O que esperar nos próximos anos

  • Tratamento cada vez mais personalizado.
  • Uso de dados de exames, clima e até genética para prever crises antes que apareçam.
  • Modelos de parceria em que a indústria compartilha custos se os resultados não forem alcançados.

No Clube da Saúde Infantil, acreditamos que tecnologia só faz sentido se chegar a todas as famílias, não apenas a quem mora perto de grandes centros.

Conclusão

Novos remédios biológicos, consultas por vídeo e aparelhos que monitoram a respiração já desenham um futuro mais seguro para quem convive com asma. Com informação e acesso adequado, menos crises e mais brincadeiras ao ar livre tornam-se realidade. Crescer com saúde é mais legal.


Referências

  1. Menzies-Gow, A. et al. Tezepelumab in adults and adolescents with severe, uncontrolled asthma. New England Journal of Medicine, 384(19): 1800-1809, 2021.
  2. Chipps, B. E.; Parikh, N.; Banerji, A. Next-generation biologics for asthma. Annals of Allergy, Asthma & Immunology, 129(1): 28-41, 2022.
  3. Viegas, C. A. et al. Use of telemedicine for asthma follow-up during the COVID-19 pandemic in Brazil: a prospective study.
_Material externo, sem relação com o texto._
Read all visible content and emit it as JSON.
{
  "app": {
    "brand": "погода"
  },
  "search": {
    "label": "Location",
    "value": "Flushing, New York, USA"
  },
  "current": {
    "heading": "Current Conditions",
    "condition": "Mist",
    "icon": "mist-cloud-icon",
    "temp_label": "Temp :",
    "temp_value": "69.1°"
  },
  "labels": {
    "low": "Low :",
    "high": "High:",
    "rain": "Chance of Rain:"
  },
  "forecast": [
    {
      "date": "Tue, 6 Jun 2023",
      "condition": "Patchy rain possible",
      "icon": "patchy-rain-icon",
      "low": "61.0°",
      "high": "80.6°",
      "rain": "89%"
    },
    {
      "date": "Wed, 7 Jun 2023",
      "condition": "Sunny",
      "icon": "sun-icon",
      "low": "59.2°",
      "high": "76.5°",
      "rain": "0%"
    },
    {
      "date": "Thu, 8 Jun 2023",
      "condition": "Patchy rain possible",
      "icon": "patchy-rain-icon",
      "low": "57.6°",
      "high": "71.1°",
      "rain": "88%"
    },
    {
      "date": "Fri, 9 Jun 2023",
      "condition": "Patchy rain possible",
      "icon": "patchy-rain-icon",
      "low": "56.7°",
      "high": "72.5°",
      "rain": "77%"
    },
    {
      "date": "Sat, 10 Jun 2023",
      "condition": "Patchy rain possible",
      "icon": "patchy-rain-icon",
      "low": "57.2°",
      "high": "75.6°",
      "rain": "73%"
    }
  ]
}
J Bras Pneumol, 48(3): e20210425, 2022.
  4. Turner, S. W.; Thompson, P. J. Biomarkers and digital tools in asthma management. Curr Opin Allergy Clin Immunol, 23(1): 1-8, 2023.
  5. Brasil. Ministério da Saúde. Secretaria de Informação e Saúde Digital. Estratégia de Saúde Digital para o Brasil 2020-2028. Brasília: Ministério da Saúde, 2020.
  6. Santos, C.; Oliveira, L. Economic impact of biologic therapies for severe asthma in the Brazilian public health system. Rev Saúde Pública, 56(7): 1-10, 2022.